Étendue dans mon hamac, entre 2 attaques de bisous, je rigole de tout et de rien avec mes enfants. Soudain, mon fils nous lance : « Choisissez un chiffre entre 1 et 5. » Je dis : « 4 », mon ado : « 2 » et ma petite dernière répond le plus sérieusement du monde : « rose! » Évidemment, on se marre.
Cette couleur l’obsède. Toute chose qui en contient sera choisie d’office, peu importe sa nuance, qu’elle soit rose pâle, rose bonbon ou rose tout court. Tout y passe : bonbons, vélo, poupée, roches, brosse à dents, verre, chapeau, robes (évidemment), etc. Un vrai coup de foudre! À tel point qu’une fois sur deux, j’évite de la laisser choisir ses vêtements, sinon j’ai l’impression de sortir avec la reine d’Angleterre.
À la naissance de mon aînée, la situation était bien différente. En jeune future mère exaltée que j’étais, je criais haut et fort que cette couleur ne mettrait jamais les pieds chez moi. Vade Retro Satana. Ma fille serait vêtue de bleu ou de vert. Résultat, pendant 1 an, les gens m’ont répété sans arrêt : « Quel beau garçon! Mais quel beau garçon, madame! » J’ai tenté le blanc, le jaune, voire le rouge pour sauver ces âmes égarées, conditionnées par des années de propagande colorée. Sans succès. Cette neutralité vestimentaire rendait les passants nerveux. Ils me fuyaient ou, pire, restaient plantés devant moi comme des poteaux, l’air absent à la recherche de phrases asexuées : « Beau bébé! C’est quoi… son nom?!! Énervée, je répondais au gré de mes humeurs « Raoul » avec un air bête, ou « Mariloufe » avec un grand sourire!

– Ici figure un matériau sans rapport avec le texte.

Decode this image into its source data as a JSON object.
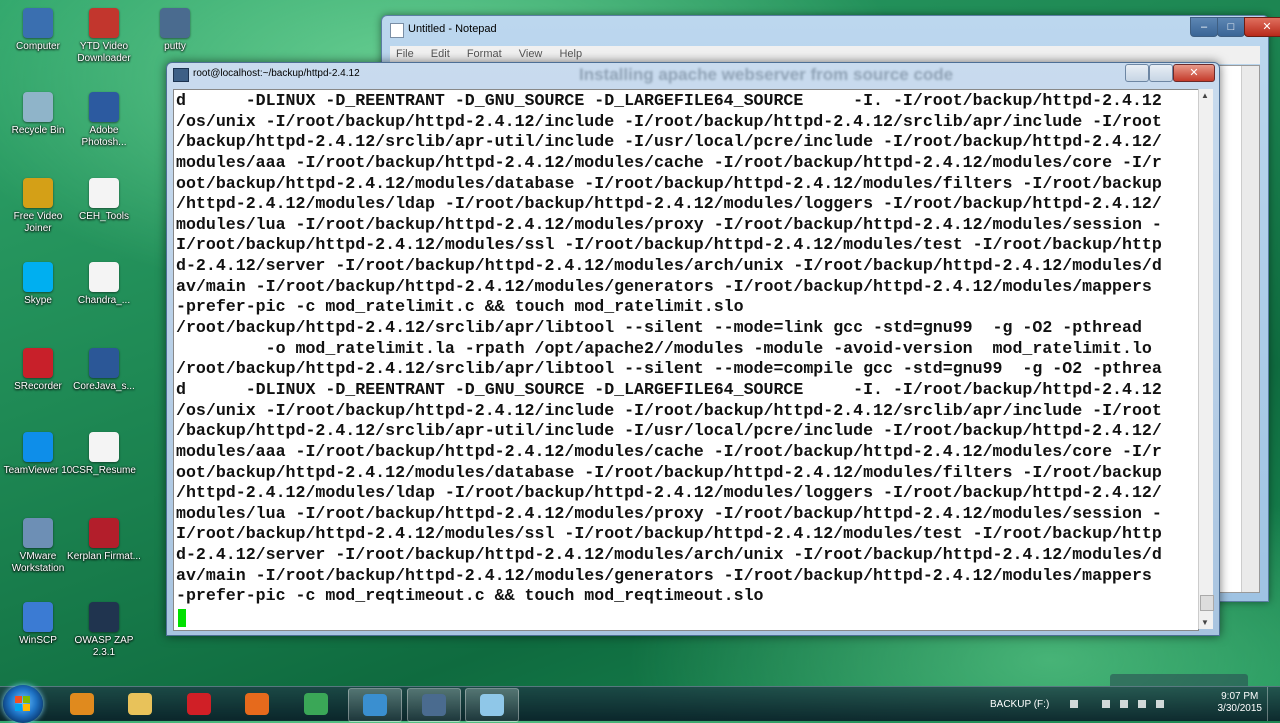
{
  "desktop": {
    "icons": [
      {
        "label": "Computer",
        "icon": "computer-icon",
        "color": "#3a6fb0"
      },
      {
        "label": "YTD Video Downloader",
        "icon": "ytd-icon",
        "color": "#c2362d"
      },
      {
        "label": "putty",
        "icon": "putty-icon",
        "color": "#4a6b8f"
      },
      {
        "label": "Recycle Bin",
        "icon": "recycle-bin-icon",
        "color": "#8fb4c9"
      },
      {
        "label": "Adobe Photosh...",
        "icon": "photoshop-icon",
        "color": "#2c5aa0"
      },
      {
        "label": "Free Video Joiner",
        "icon": "video-joiner-icon",
        "color": "#d4a017"
      },
      {
        "label": "CEH_Tools",
        "icon": "document-icon",
        "color": "#f4f4f4"
      },
      {
        "label": "Skype",
        "icon": "skype-icon",
        "color": "#00aff0"
      },
      {
        "label": "Chandra_...",
        "icon": "document-icon",
        "color": "#f4f4f4"
      },
      {
        "label": "SRecorder",
        "icon": "srecorder-icon",
        "color": "#c8202a"
      },
      {
        "label": "CoreJava_s...",
        "icon": "word-doc-icon",
        "color": "#2b5797"
      },
      {
        "label": "TeamViewer 10",
        "icon": "teamviewer-icon",
        "color": "#0e8ee9"
      },
      {
        "label": "CSR_Resume",
        "icon": "document-icon",
        "color": "#f4f4f4"
      },
      {
        "label": "VMware Workstation",
        "icon": "vmware-icon",
        "color": "#6d8fb5"
      },
      {
        "label": "Kerplan Firmat...",
        "icon": "app-icon",
        "color": "#b31e2b"
      },
      {
        "label": "WinSCP",
        "icon": "winscp-icon",
        "color": "#3b7bd3"
      },
      {
        "label": "OWASP ZAP 2.3.1",
        "icon": "zap-icon",
        "color": "#20344f"
      }
    ]
  },
  "notepad": {
    "title": "Untitled - Notepad",
    "menu": [
      "File",
      "Edit",
      "Format",
      "View",
      "Help"
    ],
    "controls": {
      "minimize": "–",
      "maximize": "□",
      "close": "✕"
    }
  },
  "terminal": {
    "title": "root@localhost:~/backup/httpd-2.4.12",
    "overlay_caption": "Installing apache webserver from source code",
    "lines": [
      "d      -DLINUX -D_REENTRANT -D_GNU_SOURCE -D_LARGEFILE64_SOURCE     -I. -I/root/backup/httpd-2.4.12",
      "/os/unix -I/root/backup/httpd-2.4.12/include -I/root/backup/httpd-2.4.12/srclib/apr/include -I/root",
      "/backup/httpd-2.4.12/srclib/apr-util/include -I/usr/local/pcre/include -I/root/backup/httpd-2.4.12/",
      "modules/aaa -I/root/backup/httpd-2.4.12/modules/cache -I/root/backup/httpd-2.4.12/modules/core -I/r",
      "oot/backup/httpd-2.4.12/modules/database -I/root/backup/httpd-2.4.12/modules/filters -I/root/backup",
      "/httpd-2.4.12/modules/ldap -I/root/backup/httpd-2.4.12/modules/loggers -I/root/backup/httpd-2.4.12/",
      "modules/lua -I/root/backup/httpd-2.4.12/modules/proxy -I/root/backup/httpd-2.4.12/modules/session -",
      "I/root/backup/httpd-2.4.12/modules/ssl -I/root/backup/httpd-2.4.12/modules/test -I/root/backup/http",
      "d-2.4.12/server -I/root/backup/httpd-2.4.12/modules/arch/unix -I/root/backup/httpd-2.4.12/modules/d",
      "av/main -I/root/backup/httpd-2.4.12/modules/generators -I/root/backup/httpd-2.4.12/modules/mappers",
      "-prefer-pic -c mod_ratelimit.c && touch mod_ratelimit.slo",
      "/root/backup/httpd-2.4.12/srclib/apr/libtool --silent --mode=link gcc -std=gnu99  -g -O2 -pthread",
      "         -o mod_ratelimit.la -rpath /opt/apache2//modules -module -avoid-version  mod_ratelimit.lo",
      "/root/backup/httpd-2.4.12/srclib/apr/libtool --silent --mode=compile gcc -std=gnu99  -g -O2 -pthrea",
      "d      -DLINUX -D_REENTRANT -D_GNU_SOURCE -D_LARGEFILE64_SOURCE     -I. -I/root/backup/httpd-2.4.12",
      "/os/unix -I/root/backup/httpd-2.4.12/include -I/root/backup/httpd-2.4.12/srclib/apr/include -I/root",
      "/backup/httpd-2.4.12/srclib/apr-util/include -I/usr/local/pcre/include -I/root/backup/httpd-2.4.12/",
      "modules/aaa -I/root/backup/httpd-2.4.12/modules/cache -I/root/backup/httpd-2.4.12/modules/core -I/r",
      "oot/backup/httpd-2.4.12/modules/database -I/root/backup/httpd-2.4.12/modules/filters -I/root/backup",
      "/httpd-2.4.12/modules/ldap -I/root/backup/httpd-2.4.12/modules/loggers -I/root/backup/httpd-2.4.12/",
      "modules/lua -I/root/backup/httpd-2.4.12/modules/proxy -I/root/backup/httpd-2.4.12/modules/session -",
      "I/root/backup/httpd-2.4.12/modules/ssl -I/root/backup/httpd-2.4.12/modules/test -I/root/backup/http",
      "d-2.4.12/server -I/root/backup/httpd-2.4.12/modules/arch/unix -I/root/backup/httpd-2.4.12/modules/d",
      "av/main -I/root/backup/httpd-2.4.12/modules/generators -I/root/backup/httpd-2.4.12/modules/mappers",
      "-prefer-pic -c mod_reqtimeout.c && touch mod_reqtimeout.slo"
    ],
    "cursor_color": "#00e000"
  },
  "taskbar": {
    "items": [
      {
        "name": "media-player-icon",
        "color": "#e08a1e",
        "active": false
      },
      {
        "name": "file-explorer-icon",
        "color": "#e8c25a",
        "active": false
      },
      {
        "name": "opera-icon",
        "color": "#d01f26",
        "active": false
      },
      {
        "name": "firefox-icon",
        "color": "#e66a1c",
        "active": false
      },
      {
        "name": "chrome-icon",
        "color": "#3aa757",
        "active": false
      },
      {
        "name": "camtasia-icon",
        "color": "#3a8fd0",
        "active": true
      },
      {
        "name": "putty-icon",
        "color": "#4a6b8f",
        "active": true
      },
      {
        "name": "notepad-icon",
        "color": "#8fc7e8",
        "active": true
      }
    ],
    "tray": {
      "drive_label": "BACKUP (F:)",
      "time": "9:07 PM",
      "date": "3/30/2015"
    }
  }
}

Lorsque ma petite dernière a pointé le bout de son nez, j’ai lâché prise. Avec 3 enfants à m’occuper et une tonne de vêtements roses et mauves donnés par les copines, j’ai eu soudain autre chose à faire que de me battre contre des clichés.
J’ai drôlement bien fait! Le rose illumine le teint de ma fille et malgré ses robes de princesse couleur bonbon et ses diadèmes en plastique, elle brandit fièrement son épée en poussant des cris terribles, joue avec des camions et rêve de monter à bord d’une fusée (rose) pour aller sur la lune comme une «stronaute».
Je vote donc pour le bonheur de mes enfants qu’il soit rose, bleu, vert ou jaune. Peu importe, du moment que ça les rend heureux (et qu’il me laisse choisir la couleur de leurs vêtements de temps en temps!)
Ferme les yeux, et le monde devient celui que tu veux.